Пришла пора осуществить самые жестокие планы национал-социализма, направленные против человека, его жизни и свободы. Лидеры фашизма лгут, утверждая, что напряжение борьбы вынуждает их быть жестокими. Опасность, наоборот, отрезвляет их, неуверенность в своих силах заставляет их сдерживаться.

Мир захлебнется в крови в тот день, когда фашизм полностью будет уверен в своем окончательном торжестве. Если у фашизма не останется вооруженных врагов на земле, палачи, убивающие детей, женщин и стариков, не будут знать удержу. Ведь главный враг фашизма – человек.

Осенью 1942 года имперское правительство приняло ряд особо жестоких, бесчеловечных законов.

В частности, 12 сентября 1942 года, в пору апогея военного успеха национал-социализма, евреи, населяющие Европу, были полностью изъяты из юрисдикции судов и переданы гестапо.

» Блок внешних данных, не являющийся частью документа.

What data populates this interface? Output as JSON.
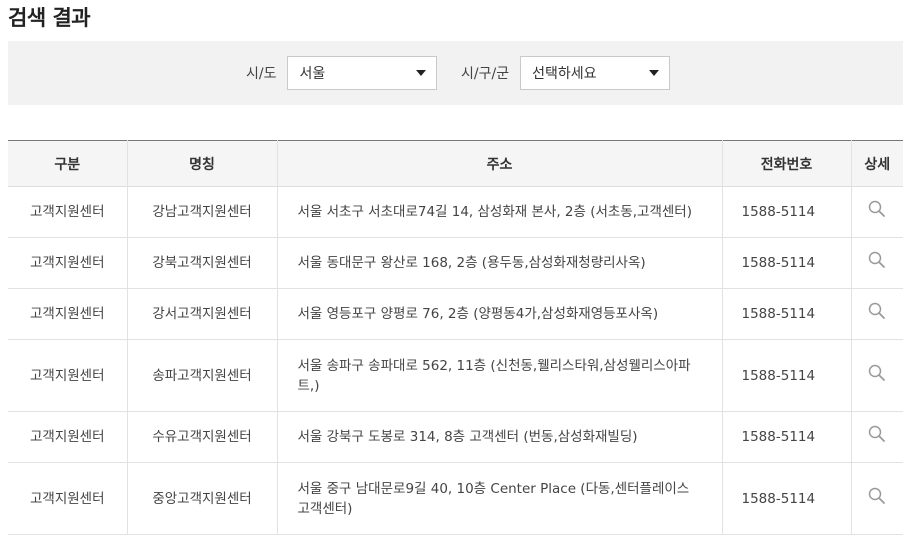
{
  "page": {
    "title": "검색 결과"
  },
  "filters": {
    "sido": {
      "label": "시/도",
      "value": "서울"
    },
    "sigungu": {
      "label": "시/구/군",
      "value": "선택하세요"
    }
  },
  "table": {
    "headers": {
      "type": "구분",
      "name": "명칭",
      "address": "주소",
      "phone": "전화번호",
      "detail": "상세"
    },
    "rows": [
      {
        "type": "고객지원센터",
        "name": "강남고객지원센터",
        "address": "서울 서초구 서초대로74길 14, 삼성화재 본사, 2층 (서초동,고객센터)",
        "phone": "1588-5114"
      },
      {
        "type": "고객지원센터",
        "name": "강북고객지원센터",
        "address": "서울 동대문구 왕산로 168, 2층 (용두동,삼성화재청량리사옥)",
        "phone": "1588-5114"
      },
      {
        "type": "고객지원센터",
        "name": "강서고객지원센터",
        "address": "서울 영등포구 양평로 76, 2층 (양평동4가,삼성화재영등포사옥)",
        "phone": "1588-5114"
      },
      {
        "type": "고객지원센터",
        "name": "송파고객지원센터",
        "address": "서울 송파구 송파대로 562, 11층 (신천동,웰리스타워,삼성웰리스아파트,)",
        "phone": "1588-5114"
      },
      {
        "type": "고객지원센터",
        "name": "수유고객지원센터",
        "address": "서울 강북구 도봉로 314, 8층 고객센터 (번동,삼성화재빌딩)",
        "phone": "1588-5114"
      },
      {
        "type": "고객지원센터",
        "name": "중앙고객지원센터",
        "address": "서울 중구 남대문로9길 40, 10층 Center Place (다동,센터플레이스 고객센터)",
        "phone": "1588-5114"
      }
    ]
  },
  "icons": {
    "detail": "search-icon",
    "dropdown": "caret-down-icon"
  },
  "colors": {
    "filter_bg": "#f2f2f2",
    "header_bg": "#f5f5f5",
    "border": "#e2e2e2"
  }
}
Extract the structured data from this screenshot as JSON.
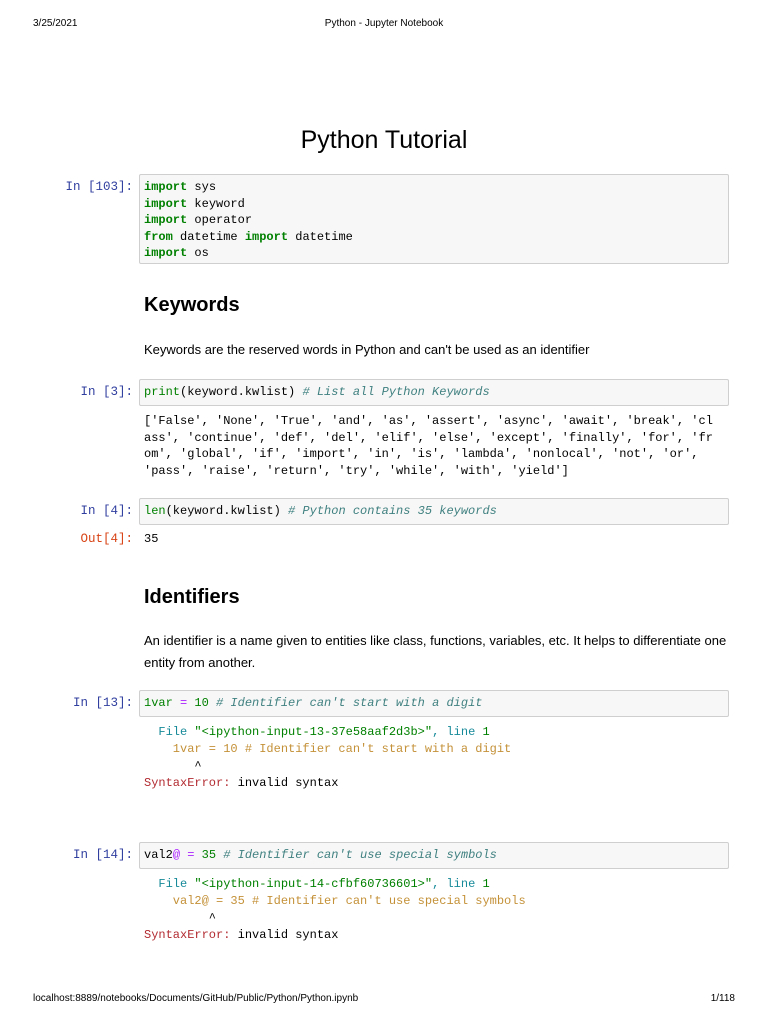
{
  "header": {
    "date": "3/25/2021",
    "title": "Python - Jupyter Notebook"
  },
  "footer": {
    "url": "localhost:8889/notebooks/Documents/GitHub/Public/Python/Python.ipynb",
    "page": "1/118"
  },
  "title": "Python Tutorial",
  "cells": [
    {
      "prompt": "In [103]:",
      "lines": [
        [
          [
            "import",
            "kw"
          ],
          [
            " sys",
            ""
          ]
        ],
        [
          [
            "import",
            "kw"
          ],
          [
            " keyword",
            ""
          ]
        ],
        [
          [
            "import",
            "kw"
          ],
          [
            " operator",
            ""
          ]
        ],
        [
          [
            "from",
            "kw"
          ],
          [
            " datetime ",
            ""
          ],
          [
            "import",
            "kw"
          ],
          [
            " datetime",
            ""
          ]
        ],
        [
          [
            "import",
            "kw"
          ],
          [
            " os",
            ""
          ]
        ]
      ]
    },
    {
      "prompt": "In [3]:",
      "lines": [
        [
          [
            "print",
            "fn"
          ],
          [
            "(keyword.kwlist) ",
            ""
          ],
          [
            "# List all Python Keywords",
            "cm"
          ]
        ]
      ],
      "output": [
        "['False', 'None', 'True', 'and', 'as', 'assert', 'async', 'await', 'break', 'cl",
        "ass', 'continue', 'def', 'del', 'elif', 'else', 'except', 'finally', 'for', 'fr",
        "om', 'global', 'if', 'import', 'in', 'is', 'lambda', 'nonlocal', 'not', 'or',",
        "'pass', 'raise', 'return', 'try', 'while', 'with', 'yield']"
      ]
    },
    {
      "prompt": "In [4]:",
      "lines": [
        [
          [
            "len",
            "fn"
          ],
          [
            "(keyword.kwlist) ",
            ""
          ],
          [
            "# Python contains 35 keywords",
            "cm"
          ]
        ]
      ],
      "out_prompt": "Out[4]:",
      "output": [
        "35"
      ]
    },
    {
      "prompt": "In [13]:",
      "lines": [
        [
          [
            "1var",
            "num"
          ],
          [
            " ",
            ""
          ],
          [
            "=",
            "op"
          ],
          [
            " ",
            ""
          ],
          [
            "10",
            "num"
          ],
          [
            " ",
            ""
          ],
          [
            "# Identifier can't start with a digit",
            "cm"
          ]
        ]
      ],
      "traceback": [
        [
          [
            "  File ",
            "cy"
          ],
          [
            "\"<ipython-input-13-37e58aaf2d3b>\"",
            "line"
          ],
          [
            ", line ",
            "cy"
          ],
          [
            "1",
            "line"
          ]
        ],
        [
          [
            "    1var = 10 # Identifier can't start with a digit",
            "tb"
          ]
        ],
        [
          [
            "       ^",
            ""
          ]
        ],
        [
          [
            "SyntaxError:",
            "err"
          ],
          [
            " invalid syntax",
            ""
          ]
        ]
      ]
    },
    {
      "prompt": "In [14]:",
      "lines": [
        [
          [
            "val2",
            ""
          ],
          [
            "@",
            "at"
          ],
          [
            " ",
            ""
          ],
          [
            "=",
            "op"
          ],
          [
            " ",
            ""
          ],
          [
            "35",
            "num"
          ],
          [
            " ",
            ""
          ],
          [
            "# Identifier can't use special symbols",
            "cm"
          ]
        ]
      ],
      "traceback": [
        [
          [
            "  File ",
            "cy"
          ],
          [
            "\"<ipython-input-14-cfbf60736601>\"",
            "line"
          ],
          [
            ", line ",
            "cy"
          ],
          [
            "1",
            "line"
          ]
        ],
        [
          [
            "    val2@ = 35 # Identifier can't use special symbols",
            "tb"
          ]
        ],
        [
          [
            "         ^",
            ""
          ]
        ],
        [
          [
            "SyntaxError:",
            "err"
          ],
          [
            " invalid syntax",
            ""
          ]
        ]
      ]
    }
  ],
  "sections": {
    "keywords": {
      "heading": "Keywords",
      "text": "Keywords are the reserved words in Python and can't be used as an identifier"
    },
    "identifiers": {
      "heading": "Identifiers",
      "text": "An identifier is a name given to entities like class, functions, variables, etc. It helps to differentiate one entity from another."
    }
  }
}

Руководство партии и лично Адольф Гитлер вынесли решение о полном уничтожении еврейской нации.

43

Софья Осиповна Левинтон иногда думала о том, что было прежде, – пять курсов Цюрихского университета, летняя поездка в Париж и в Италию, концерты в консерватории и экспедиции в горные районы Центральной Азии, врачебная работа, которую она вела тридцать два года, любимые кушанья, друзья, чья жизнь, с тяжелыми и веселыми днями, сплелась с ее жизнью, привычные телефонные звонки, привычные словечки «хошь… покедова…», картонные игры, вещи, оставшиеся в ее московской комнате.

Вспоминались сталинградские месяцы – Александра Владимировна, Женя, Сережа, Вера, Маруся. Чем ближе были ей люди, тем дальше, казалось, ушли они от нее.

Как-то перед вечером в запертом товарном вагоне эшелона, стоявшего на запасных путях какой-то узловой станции недалеко от Киева, она искала вшей в вороте своей гимнастерки, а рядом две пожилые женщины быстро, негромко говорили по-еврейски. В этот момент она с необычайной ясностью осознала, что это именно с ней, с Сонечкой, Сонькой, Софой, Софьей Осиповной Левинтон, майором медицинской службы, – все это произошло.